Der Justizminister ist nicht als Zeuge vorgesehen. Laut einem “News”-Bericht vom Juli 2014 wurde Brandstetter selbst im Rahmen der Ermittlungen 2010 als Zeuge einvernommen. Er entschlug sich jedoch der Aussage mit Verweis auf seine damalige Tätigkeit als Verteidiger von Petrikovics.

Justizminister Brandstetter ist außerdem Autor der jüngsten Strafrechtsreform, welche sich im Verfahren auswirken könnte. Im Fall Terminal Tower führt die Reform dazu, dass statt zehn nur noch drei Jahre Haft drohen. Auch eine Diversion ist theoretisch möglich, berichtet der “Standard” (Wochenendausgabe). Bei einer allfälligen Verurteilung wegen Untreue wären bis Ende 2015 noch zehn Jahre Freiheitsentzug möglich gewesen. Die Reform hat die Wertgrenzen bei Untreue erhöht bzw. den Strafrahmen entsprechend gesenkt.

Beim Terminal Tower behauptet die Wirtschafts- und Korruptionsstaatsanwaltschaft einen Schaden von 200.000 Euro. Bis Jahresende war bei Untreue noch ein Überschreiten der Grenze von 50.000 Euro Voraussetzung für die Höchststrafe von maximal zehn Jahren Haft. Seit heuer liegt diese Schwelle bei 300.000 Euro. Würden Angeklagte nur wegen des Terminal Tower-Falls schuldig gesprochen, würde sich die reduzierte Haftandrohung auswirken. Sie hätten “wegen der Novelle Glück gehabt”, zitiert die Zeitung den Sprecher der WKStA, Konrad Kmetic.

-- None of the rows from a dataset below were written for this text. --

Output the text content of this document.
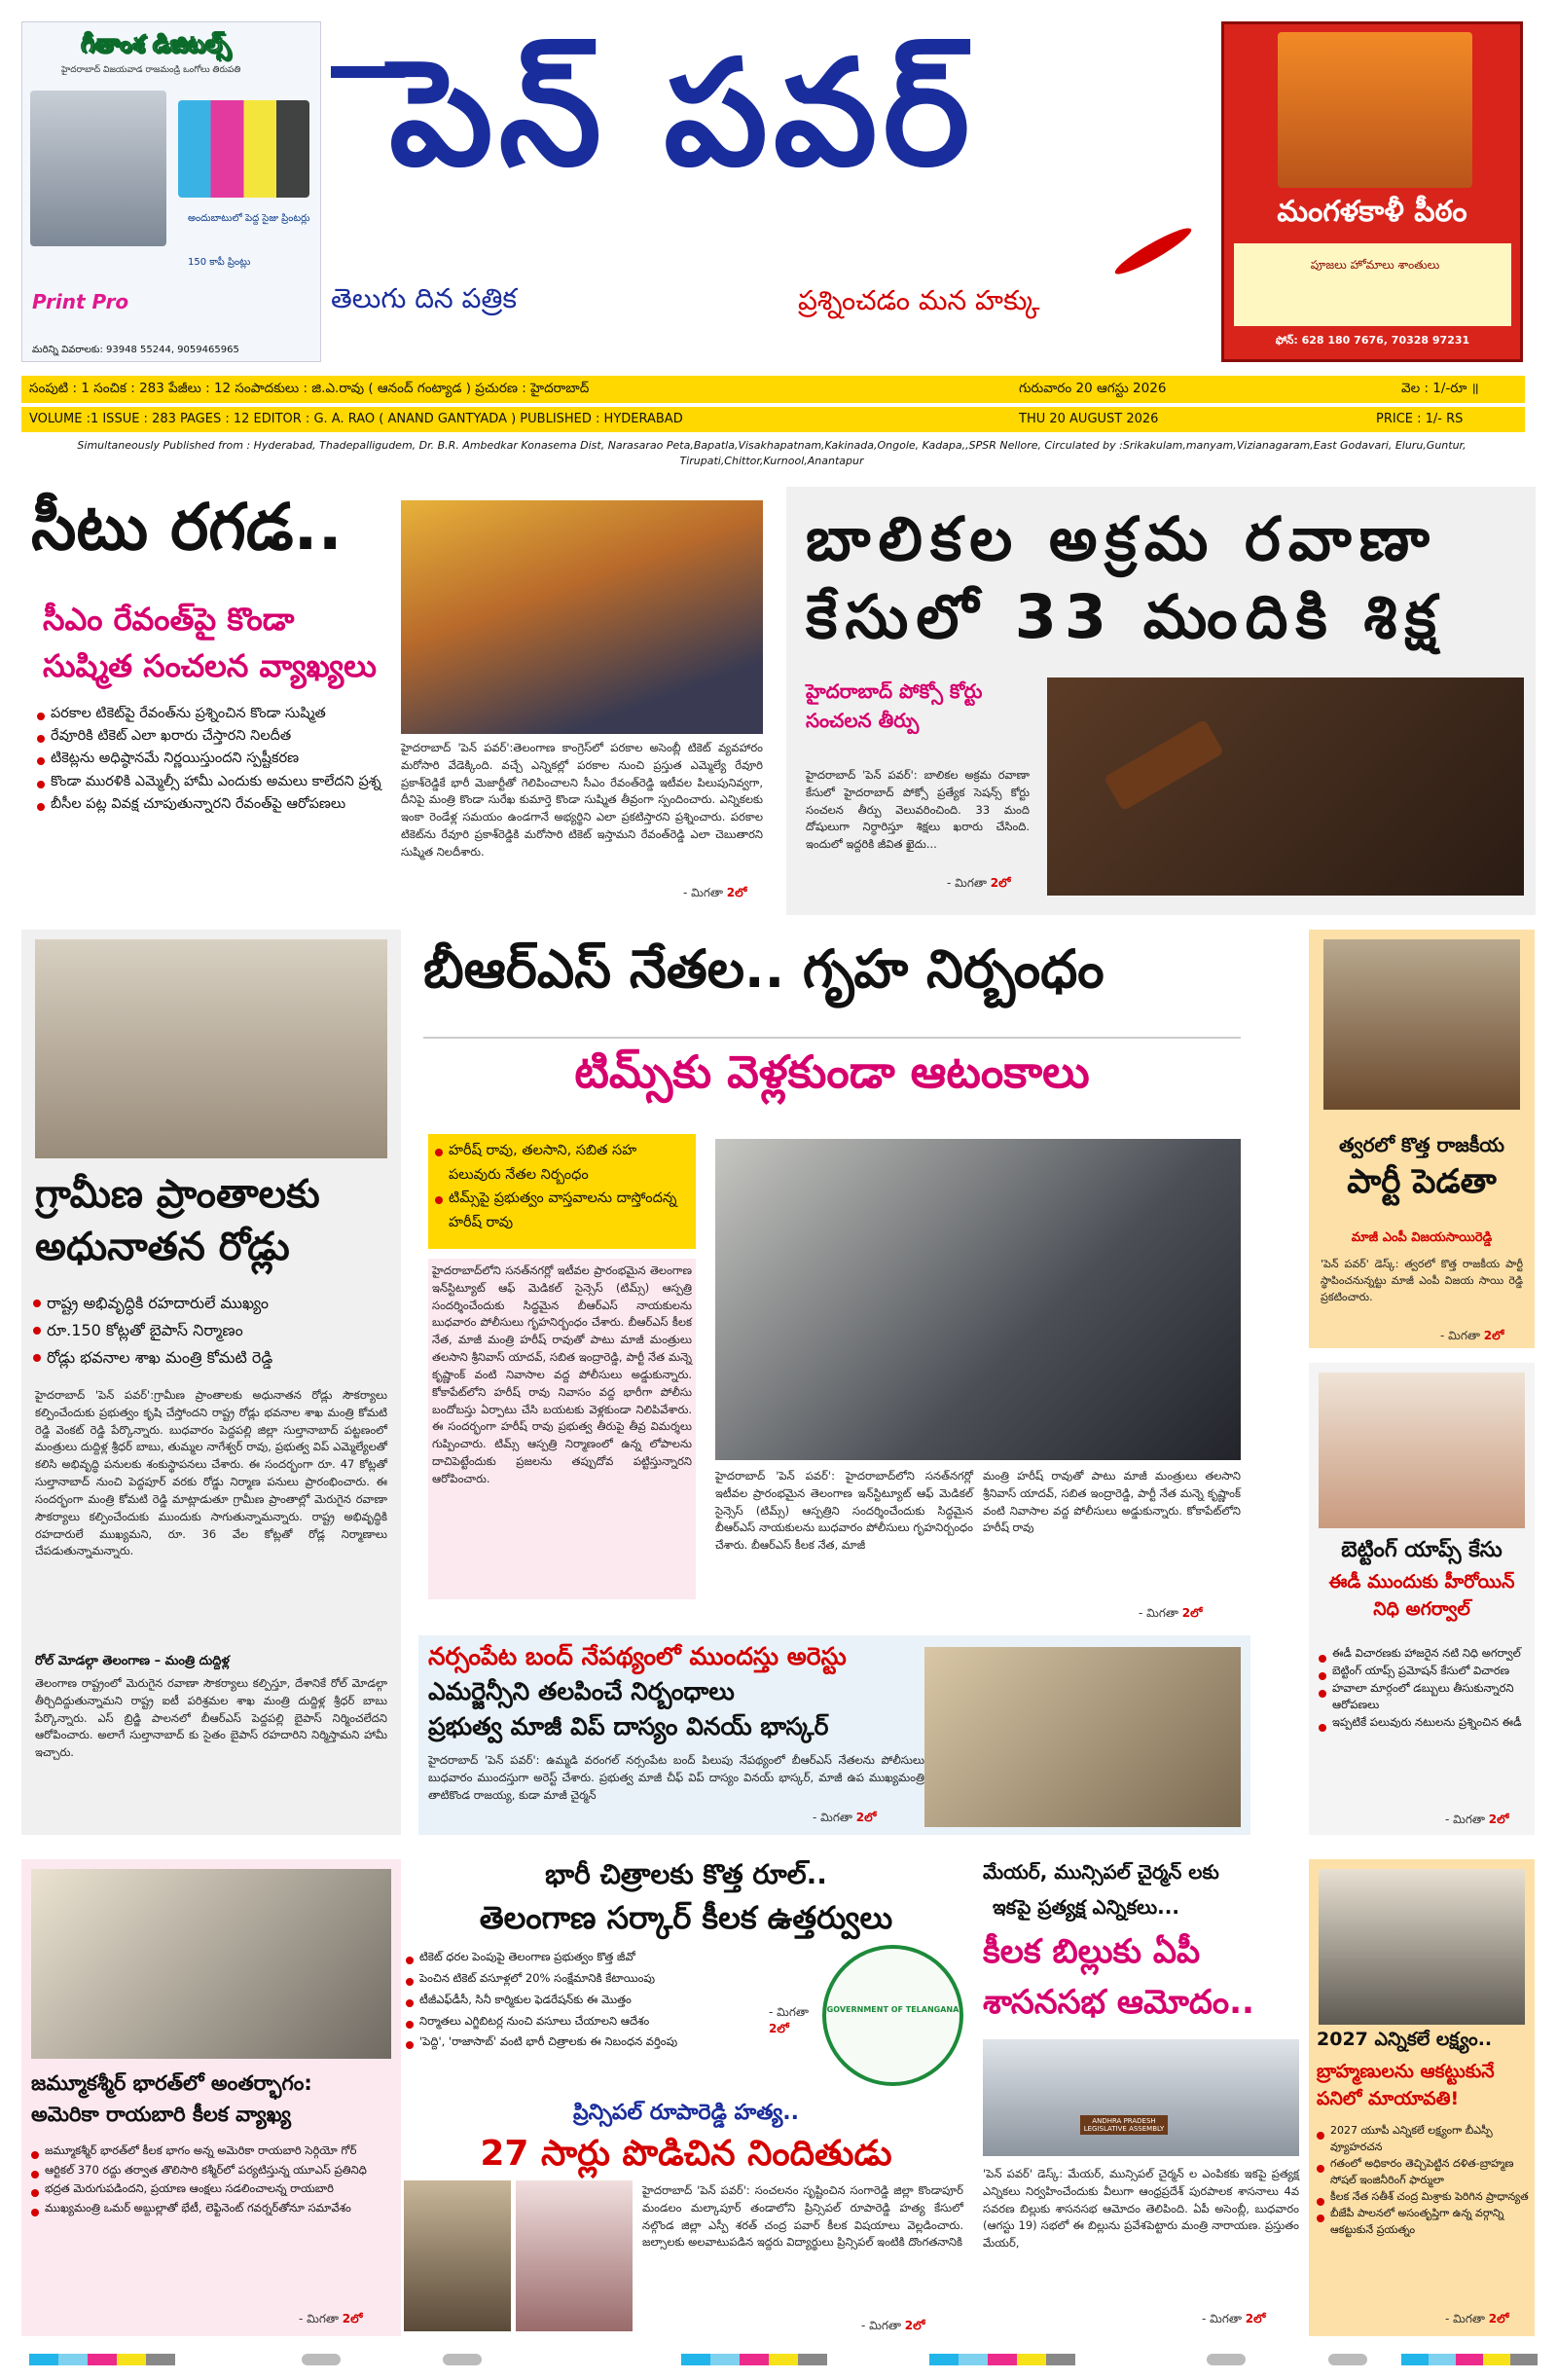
గీతాంశ డిజిటల్స్
హైదరాబాద్ విజయవాడ రాజమండ్రి ఒంగోలు తిరుపతి
అందుబాటులో పెద్ద సైజు ప్రింటర్లు
150 కాపీ ప్రింట్లు
Print Pro
మరిన్ని వివరాలకు: 93948 55244, 9059465965
పెన్ పవర్
తెలుగు దిన పత్రిక	ప్రశ్నించడం మన హక్కు
మంగళకాళీ పీఠం
పూజలు హోమాలు శాంతులు
ఫోన్: 628 180 7676, 70328 97231
సంపుటి : 1 సంచిక : 283 పేజీలు : 12 సంపాదకులు : జి.ఎ.రావు ( ఆనంద్ గంట్యాడ ) ప్రచురణ : హైదరాబాద్	గురువారం 20 ఆగస్టు 2026	వెల : 1/-రూ ॥
VOLUME :1 ISSUE : 283 PAGES : 12 EDITOR : G. A. RAO ( ANAND GANTYADA ) PUBLISHED : HYDERABAD	THU 20 AUGUST 2026	PRICE : 1/- RS
Simultaneously Published from : Hyderabad, Thadepalligudem, Dr. B.R. Ambedkar Konasema Dist, Narasarao Peta,Bapatla,Visakhapatnam,Kakinada,Ongole, Kadapa,,SPSR Nellore, Circulated by :Srikakulam,manyam,Vizianagaram,East Godavari, Eluru,Guntur, Tirupati,Chittor,Kurnool,Anantapur
సీటు రగడ..
సీఎం రేవంత్‌పై కొండా సుష్మిత సంచలన వ్యాఖ్యలు
పరకాల టికెట్‌పై రేవంత్‌ను ప్రశ్నించిన కొండా సుష్మిత
రేవూరికి టికెట్ ఎలా ఖరారు చేస్తారని నిలదీత
టికెట్లను అధిష్ఠానమే నిర్ణయిస్తుందని స్పష్టీకరణ
కొండా మురళికి ఎమ్మెల్సీ హామీ ఎందుకు అమలు కాలేదని ప్రశ్న
బీసీల పట్ల వివక్ష చూపుతున్నారని రేవంత్‌పై ఆరోపణలు
హైదరాబాద్ 'పెన్ పవర్':తెలంగాణ కాంగ్రెస్‌లో పరకాల అసెంబ్లీ టికెట్ వ్యవహారం మరోసారి వేడెక్కింది. వచ్చే ఎన్నికల్లో పరకాల నుంచి ప్రస్తుత ఎమ్మెల్యే రేవూరి ప్రకాశ్‌రెడ్డికే భారీ మెజార్టీతో గెలిపించాలని సీఎం రేవంత్‌రెడ్డి ఇటీవల పిలుపునివ్వగా, దీనిపై మంత్రి కొండా సురేఖ కుమార్తె కొండా సుష్మిత తీవ్రంగా స్పందించారు. ఎన్నికలకు ఇంకా రెండేళ్ల సమయం ఉండగానే అభ్యర్థిని ఎలా ప్రకటిస్తారని ప్రశ్నించారు. పరకాల టికెట్‌ను రేవూరి ప్రకాశ్‌రెడ్డికి మరోసారి టికెట్ ఇస్తామని రేవంత్‌రెడ్డి ఎలా చెబుతారని సుష్మిత నిలదీశారు.
- మిగతా 2లో
బాలికల అక్రమ రవాణా
కేసులో 33 మందికి శిక్ష
హైదరాబాద్ పోక్సో కోర్టు సంచలన తీర్పు
హైదరాబాద్ 'పెన్ పవర్': బాలికల అక్రమ రవాణా కేసులో హైదరాబాద్ పోక్సో ప్రత్యేక సెషన్స్ కోర్టు సంచలన తీర్పు వెలువరించింది. 33 మంది దోషులుగా నిర్ధారిస్తూ శిక్షలు ఖరారు చేసింది. ఇందులో ఇద్దరికి జీవిత ఖైదు...
- మిగతా 2లో
గ్రామీణ ప్రాంతాలకు అధునాతన రోడ్లు
రాష్ట్ర అభివృద్ధికి రహదారులే ముఖ్యం
రూ.150 కోట్లతో బైపాస్ నిర్మాణం
రోడ్లు భవనాల శాఖ మంత్రి కోమటి రెడ్డి
హైదరాబాద్ 'పెన్ పవర్':గ్రామీణ ప్రాంతాలకు అధునాతన రోడ్లు సౌకర్యాలు కల్పించేందుకు ప్రభుత్వం కృషి చేస్తోందని రాష్ట్ర రోడ్లు భవనాల శాఖ మంత్రి కోమటి రెడ్డి వెంకట్ రెడ్డి పేర్కొన్నారు. బుధవారం పెద్దపల్లి జిల్లా సుల్తానాబాద్ పట్టణంలో మంత్రులు దుద్దిళ్ల శ్రీధర్ బాబు, తుమ్మల నాగేశ్వర్ రావు, ప్రభుత్వ విప్ ఎమ్మెల్యేలతో కలిసి అభివృద్ధి పనులకు శంకుస్థాపనలు చేశారు. ఈ సందర్భంగా రూ. 47 కోట్లతో సుల్తానాబాద్ నుంచి పెద్దపూర్ వరకు రోడ్డు నిర్మాణ పనులు ప్రారంభించారు. ఈ సందర్భంగా మంత్రి కోమటి రెడ్డి మాట్లాడుతూ గ్రామీణ ప్రాంతాల్లో మెరుగైన రవాణా సౌకర్యాలు కల్పించేందుకు ముందుకు సాగుతున్నామన్నారు. రాష్ట్ర అభివృద్ధికి రహదారులే ముఖ్యమని, రూ. 36 వేల కోట్లతో రోడ్ల నిర్మాణాలు చేపడుతున్నామన్నారు.
రోల్ మోడల్గా తెలంగాణ – మంత్రి దుద్దిళ్ల
తెలంగాణ రాష్ట్రంలో మెరుగైన రవాణా సౌకర్యాలు కల్పిస్తూ, దేశానికే రోల్ మోడల్గా తీర్చిదిద్దుతున్నామని రాష్ట్ర ఐటీ పరిశ్రమల శాఖ మంత్రి దుద్దిళ్ల శ్రీధర్ బాబు పేర్కొన్నారు. ఎస్ బ్రిడ్జి పాలనలో బీఆర్ఎస్ పెద్దపల్లి బైపాస్ నిర్మించలేదని ఆరోపించారు. అలాగే సుల్తానాబాద్ కు సైతం బైపాస్ రహదారిని నిర్మిస్తామని హామీ ఇచ్చారు.
బీఆర్ఎస్ నేతల.. గృహ నిర్బంధం
టిమ్స్‌కు వెళ్లకుండా ఆటంకాలు
హరీష్ రావు, తలసాని, సబిత సహ పలువురు నేతల నిర్బంధం
టిమ్స్‌పై ప్రభుత్వం వాస్తవాలను దాస్తోందన్న హరీష్ రావు
హైదరాబాద్‌లోని సనత్‌నగర్లో ఇటీవల ప్రారంభమైన తెలంగాణ ఇన్‌స్టిట్యూట్ ఆఫ్ మెడికల్ సైన్సెస్ (టిమ్స్) ఆస్పత్రి సందర్శించేందుకు సిద్ధమైన బీఆర్ఎస్ నాయకులను బుధవారం పోలీసులు గృహనిర్బంధం చేశారు. బీఆర్ఎస్ కీలక నేత, మాజీ మంత్రి హరీష్ రావుతో పాటు మాజీ మంత్రులు తలసాని శ్రీనివాస్ యాదవ్, సబిత ఇంద్రారెడ్డి, పార్టీ నేత మన్నె కృష్ణాంక్ వంటి నివాసాల వద్ద పోలీసులు అడ్డుకున్నారు. కోకాపేట్‌లోని హరీష్ రావు నివాసం వద్ద భారీగా పోలీసు బందోబస్తు ఏర్పాటు చేసి బయటకు వెళ్లకుండా నిలిపివేశారు. ఈ సందర్భంగా హరీష్ రావు ప్రభుత్వ తీరుపై తీవ్ర విమర్శలు గుప్పించారు. టిమ్స్ ఆస్పత్రి నిర్మాణంలో ఉన్న లోపాలను దాచిపెట్టేందుకు ప్రజలను తప్పుదోవ పట్టిస్తున్నారని ఆరోపించారు.	హైదరాబాద్ 'పెన్ పవర్': హైదరాబాద్‌లోని సనత్‌నగర్లో ఇటీవల ప్రారంభమైన తెలంగాణ ఇన్‌స్టిట్యూట్ ఆఫ్ మెడికల్ సైన్సెస్ (టిమ్స్) ఆస్పత్రిని సందర్శించేందుకు సిద్ధమైన బీఆర్ఎస్ నాయకులను బుధవారం పోలీసులు గృహనిర్బంధం చేశారు. బీఆర్ఎస్ కీలక నేత, మాజీ
మంత్రి హరీష్ రావుతో పాటు మాజీ మంత్రులు తలసాని శ్రీనివాస్ యాదవ్, సబిత ఇంద్రారెడ్డి, పార్టీ నేత మన్నె కృష్ణాంక్ వంటి నివాసాల వద్ద పోలీసులు అడ్డుకున్నారు. కోకాపేట్‌లోని హరీష్ రావు
- మిగతా 2లో
నర్సంపేట బంద్ నేపథ్యంలో ముందస్తు అరెస్టు
ఎమర్జెన్సీని తలపించే నిర్బంధాలు
ప్రభుత్వ మాజీ విప్ దాస్యం వినయ్ భాస్కర్
హైదరాబాద్ 'పెన్ పవర్': ఉమ్మడి వరంగల్ నర్సంపేట బంద్ పిలుపు నేపథ్యంలో బీఆర్ఎస్ నేతలను పోలీసులు బుధవారం ముందస్తుగా అరెస్ట్ చేశారు. ప్రభుత్వ మాజీ చీఫ్ విప్ దాస్యం వినయ్ భాస్కర్, మాజీ ఉప ముఖ్యమంత్రి తాటికొండ రాజయ్య, కుడా మాజీ చైర్మన్
- మిగతా 2లో
త్వరలో కొత్త రాజకీయ
పార్టీ పెడతా
మాజీ ఎంపీ విజయసాయిరెడ్డి
'పెన్ పవర్' డెస్క్: త్వరలో కొత్త రాజకీయ పార్టీ స్థాపించనున్నట్టు మాజీ ఎంపీ విజయ సాయి రెడ్డి ప్రకటించారు.
- మిగతా 2లో
బెట్టింగ్ యాప్స్ కేసు
ఈడీ ముందుకు హీరోయిన్ నిధి అగర్వాల్
ఈడీ విచారణకు హాజరైన నటి నిధి అగర్వాల్
బెట్టింగ్ యాప్స్ ప్రమోషన్ కేసులో విచారణ
హవాలా మార్గంలో డబ్బులు తీసుకున్నారని ఆరోపణలు
ఇప్పటికే పలువురు నటులను ప్రశ్నించిన ఈడీ
- మిగతా 2లో
జమ్మూకశ్మీర్ భారత్‌లో అంతర్భాగం:
అమెరికా రాయబారి కీలక వ్యాఖ్య
జమ్మూకశ్మీర్ భారత్‌లో కీలక భాగం అన్న అమెరికా రాయబారి సెర్గియో గోర్
ఆర్టికల్ 370 రద్దు తర్వాత తొలిసారి కశ్మీర్‌లో పర్యటిస్తున్న యూఎస్ ప్రతినిధి
భద్రత మెరుగుపడిందని, ప్రయాణ ఆంక్షలు సడలించాలన్న రాయబారి
ముఖ్యమంత్రి ఒమర్ అబ్దుల్లాతో భేటీ, లెఫ్టినెంట్ గవర్నర్‌తోనూ సమావేశం
- మిగతా 2లో
భారీ చిత్రాలకు కొత్త రూల్..
తెలంగాణ సర్కార్ కీలక ఉత్తర్వులు
టికెట్ ధరల పెంపుపై తెలంగాణ ప్రభుత్వం కొత్త జీవో
పెంచిన టికెట్ వసూళ్లలో 20% సంక్షేమానికి కేటాయింపు
టీజీఎఫ్‌డీసీ, సినీ కార్మికుల ఫెడరేషన్‌కు ఈ మొత్తం
నిర్మాతలు ఎగ్జిబిటర్ల నుంచి వసూలు చేయాలని ఆదేశం
'పెద్ది', 'రాజాసాబ్' వంటి భారీ చిత్రాలకు ఈ నిబంధన వర్తింపు
- మిగతా 2లో
GOVERNMENT OF TELANGANA
ప్రిన్సిపల్ రూపారెడ్డి హత్య..
27 సార్లు పొడిచిన నిందితుడు
హైదరాబాద్ 'పెన్ పవర్': సంచలనం సృష్టించిన సంగారెడ్డి జిల్లా కొండాపూర్ మండలం మల్కాపూర్ తండాలోని ప్రిన్సిపల్ రూపారెడ్డి హత్య కేసులో నల్గొండ జిల్లా ఎస్పీ శరత్ చంద్ర పవార్ కీలక విషయాలు వెల్లడించారు. జల్సాలకు అలవాటుపడిన ఇద్దరు విద్యార్థులు ప్రిన్సిపల్ ఇంటికి దొంగతనానికి
- మిగతా 2లో
మేయర్, మున్సిపల్ చైర్మన్ లకు
ఇకపై ప్రత్యక్ష ఎన్నికలు...
కీలక బిల్లుకు ఏపీ
శాసనసభ ఆమోదం..
ANDHRA PRADESH LEGISLATIVE ASSEMBLY
'పెన్ పవర్' డెస్క్: మేయర్, మున్సిపల్ చైర్మన్ ల ఎంపికకు ఇకపై ప్రత్యక్ష ఎన్నికలు నిర్వహించేందుకు వీలుగా ఆంధ్రప్రదేశ్ పురపాలక శాసనాలు 4వ సవరణ బిల్లుకు శాసనసభ ఆమోదం తెలిపింది. ఏపీ అసెంబ్లీ, బుధవారం (ఆగస్టు 19) సభలో ఈ బిల్లును ప్రవేశపెట్టారు మంత్రి నారాయణ. ప్రస్తుతం మేయర్,
- మిగతా 2లో
2027 ఎన్నికలే లక్ష్యం..
బ్రాహ్మణులను ఆకట్టుకునే పనిలో మాయావతి!
2027 యూపీ ఎన్నికలే లక్ష్యంగా బీఎస్పీ వ్యూహరచన
గతంలో అధికారం తెచ్చిపెట్టిన దళిత-బ్రాహ్మణ సోషల్ ఇంజినీరింగ్ ఫార్ములా
కీలక నేత సతీశ్ చంద్ర మిశ్రాకు పెరిగిన ప్రాధాన్యత
బీజేపీ పాలనలో అసంతృప్తిగా ఉన్న వర్గాన్ని ఆకట్టుకునే ప్రయత్నం
- మిగతా 2లో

Durch die Reform wurde auch der Tatausgleich ausgedehnt, bei dem Geldbußen oder Dienst an der Gemeinschaft anstelle einer Haftstrafe treten. Diese “Diversion” kann bei einem Strafausmaß von höchstens fünf Jahren in Anspruch genommen werden. Allerdings gibt es auch Ausschlussgründe für die Diversion, beispielsweise jenen der Generalprävention oder der schweren Schuld. Oberstaatsanwalt Kmetic hat im aktuellen Fall “Zweifel”, dass ein Tatausgleich möglich wäre.

Während die Anklage von den ermittelnden Staatsanwälten Norbert Denk und Alexander Marchart vertreten wird, ist noch unsicher wer als Richter den Prozess führen wird. Laut der “Presse” (Samstagsausgabe) hat Richterin Marion Rumpl die Anklage den Beschuldigten zugestellt, sie wird auch eventuelle Einsprüche dem Oberlandesgericht Wien vorlegen. Den Prozess selber könnte aber ein anderer Richter führen, weil geprüft werde, ob bzw. bei wem noch andere Verfahren gegen die Beschuldigten offen sind, um diese zusammenzuführen. Eventuell könnte so Richterin Marion Hohenecker den Fall übernehmen.